Thanks to My Jewish Neighbors

Thanks to My Jewish Neighbors March 16, 2010

Guest post by Allison 
People who visit my town on a Saturday might think it’s a “Jewish town.” That is because a sizable number of residents are Orthodox Jews who observe the Sabbath, in part, by walking to synagogue. This town is extraordinarily diverse and includes graduate students, recent immigrants from China and Mexico, college professors and a generations-old African American community. But at a time when Americans talk about declining morals and values, my Orthodox Jewish neighbors are among those who have inspired my family to greater religious devotion to our Catholic faith.

My husband and I moved here fifteen years ago, drawn to the community’s strong public schools, its proximity to a train line into Manhattan and its walkability. The Catholic Church where we worship, for example, is an easy mile-and-a-half walk from our house. All the public schools are within walking distance of our home.

Our town has two Kosher Dunkin’ Donuts, a Kosher grocery store, a candy store and pizzeria. It is home to five Orthodox synagogues, as well as a Conservative synagogue and an egalitarian minyan.  In our years here, we’ve been to more brises than baptisms, more Bar and Bat mitzvahs than Confirmations, and we have made more shiva visits than attended Catholic funerals.

Our immersion in Jewish culture has enriched our family’s own Catholicism. This is because our boys are growing up seeing examples every day of friends and neighbors who are open and enthusiastic about their faith and willing to make adjustments to their personal convenience for the sake of their own beliefs. This makes it much easier, for example, to take our children to church for Sunday Mass and for Holy Days of Obligation, to attend Vespers and Stations of the Cross, and to understand that faith sometimes requires us to forego temporary pleasures for greater spiritual benefits.

Learning more about Jewish traditions and cultures helps me understand Our Lord’s childhood and gives me a greater appreciation of Catholicism’s roots. Both faiths teach the importance of how we treat others.

Both of our next-door neighbors are married Orthodox Jewish couples. On one side are two retired public-school teachers whose three daughters all live in Israel. When Roger and his wife traveled to Israel to attend their sixth grandchild’s bris, he emailed me to ask if he could bring me back some religious objects.He offered to travel into the Old City of Jerusalem to purchase them. We were deeply moved when he returned to New Jersey with a beautiful crucifix and a statue of Saint Anthony of Padua.

On Saturday, while sitting in our bedroom during a rainstorm, I heard a huge crunching sound. I looked out our bedroom window to see that a mighty oak tree had fallen onto our next-door neighbor’s deck, pulling down power lines and narrowly missing their home. I realized that the young couple on the other side of us would not be able to call the police or the electric company. So I threw my clogs on and ran to their house in a panic.
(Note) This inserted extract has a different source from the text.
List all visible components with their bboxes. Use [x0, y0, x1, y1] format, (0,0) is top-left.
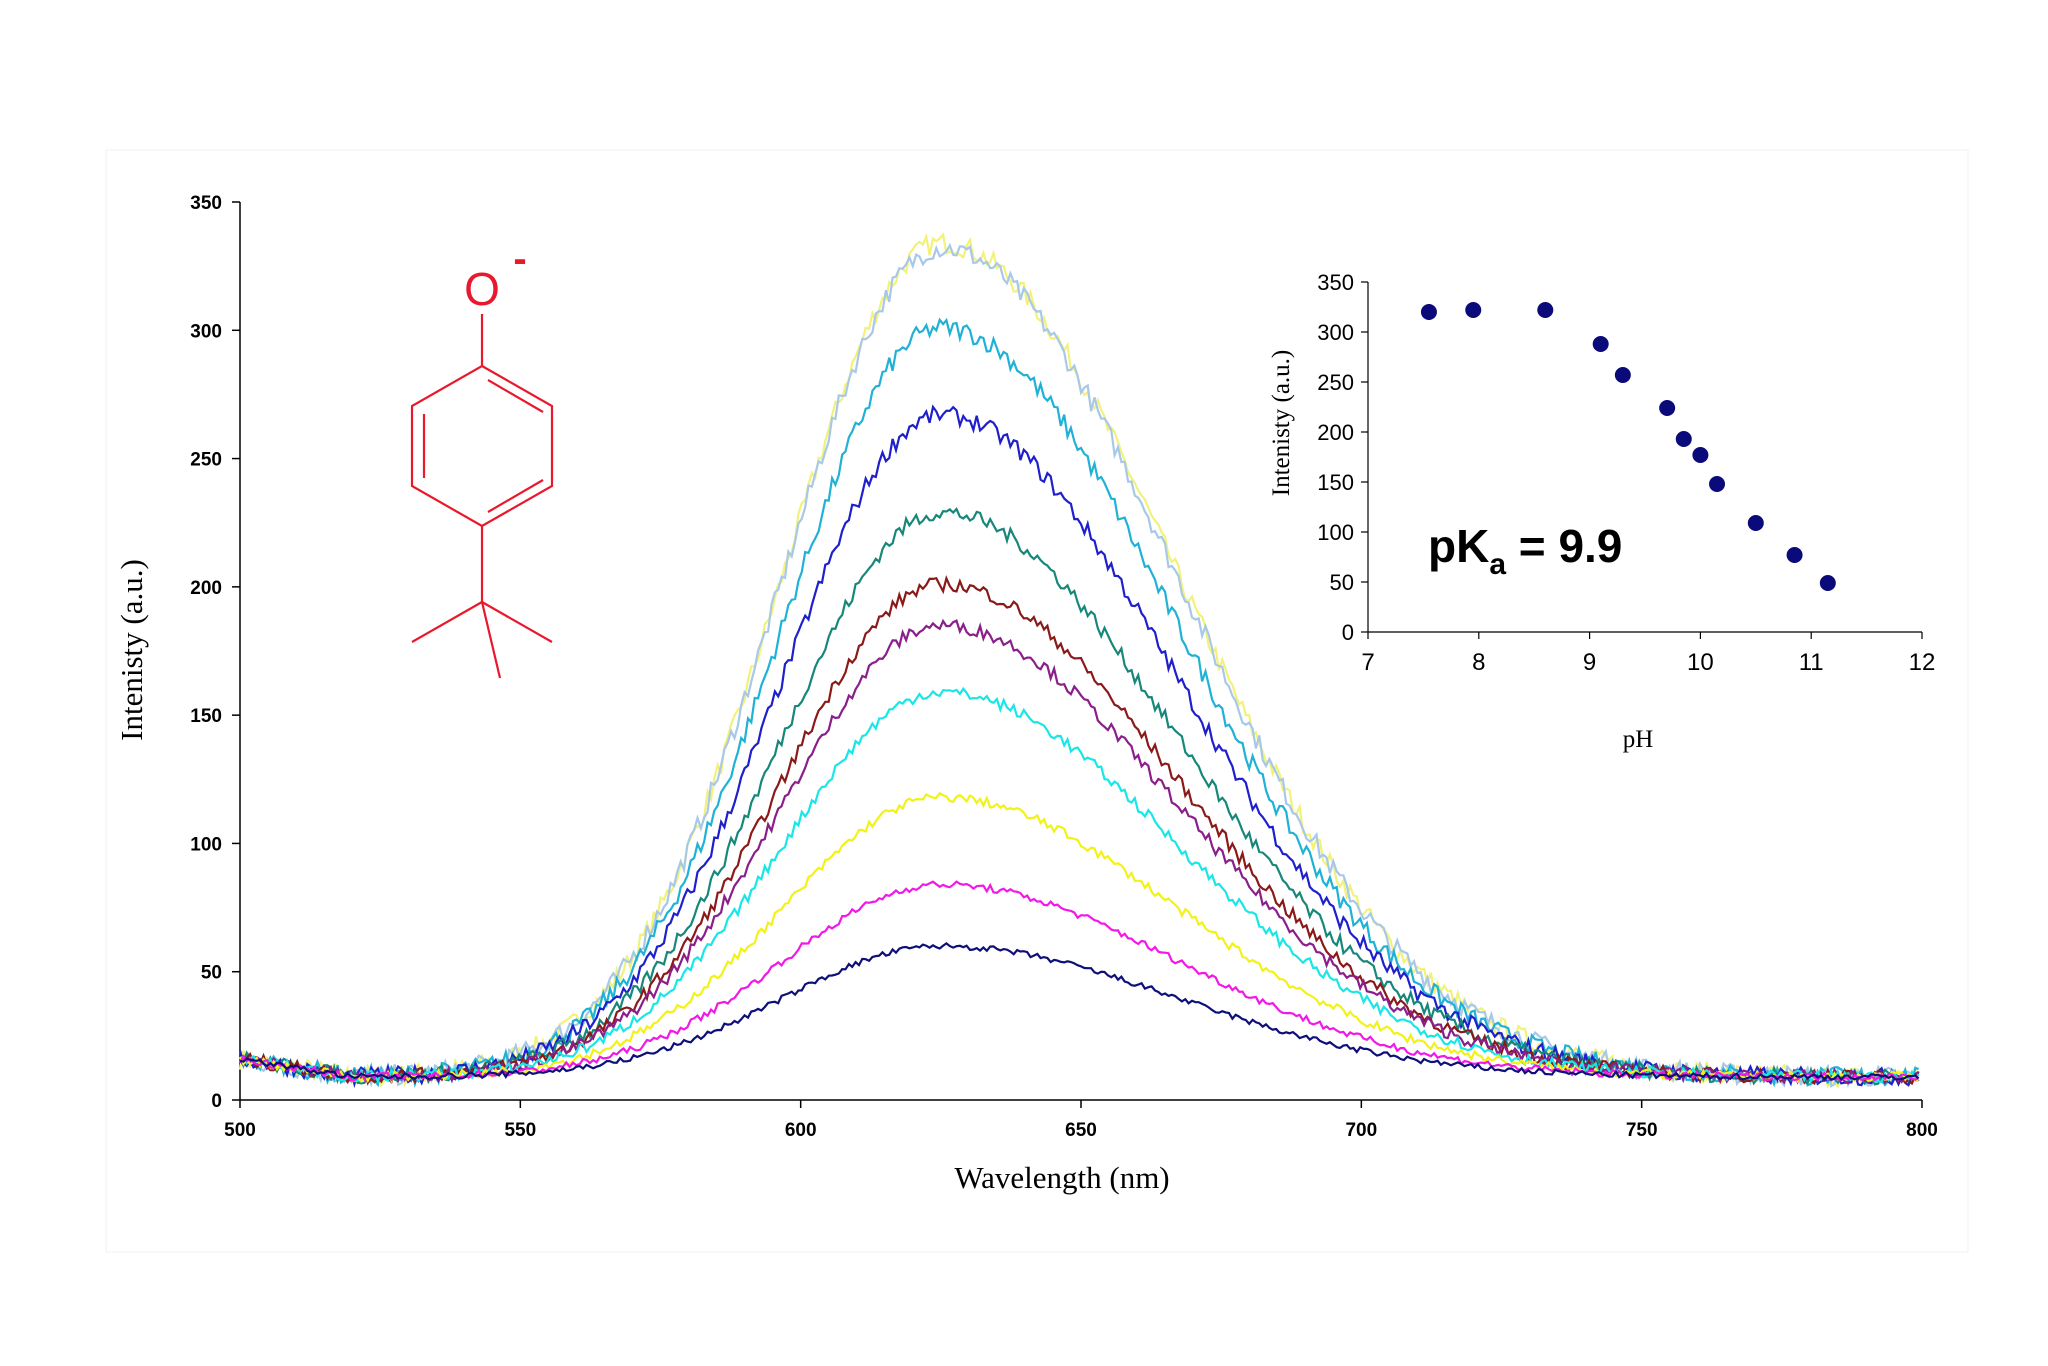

Avi, who is in his midtwenties, opened his door with a big smile and let me in. “Do you need me to make a phone call?” I asked. “That would be great,” he said. What astonished me was the sense of calm that prevailed in that home. His wife was all smiles, as were the other couple visiting with their infant child. A massive tree had come within feet of hitting their home and yet they projected calm, not panic. “Aren’t you freaking out?” I asked Hava. “You seem so calm!” “Well,” she said, “this is what homeowners insurance is for.”

Their equanimity astonished me. I thought I knew its source, but I gave a call to a local rabbi to check. Rabbi Steven Miodownik leads Congregation Ahavas Achim, which served Central New Jersey Jews for more than 120 years. I don’t know if this couple are members of this particular synagogue, but I figured he might have some insight into why a devout couple could stay so calm after a near-tragedy.

“We teach the relative unimportance of possessions,” the rabbi told me. “We take with us to the next world the good deeds that we did. We don’t even take the socks on our feet. The attitude of mimimizing the physical probably contributed to that calm you saw. If it’s just sticks and stones, they had good reason not to be flipping out. This world is a temporary one. The next one is where we are heading.”

Once again, I saw parallels between Judaism and Catholicism. One piece of wisdom from my priest has stayed with me for years. During a homily about the transience of the material world, he cited an old Spanish proverb: “There are no pockets in a shroud.”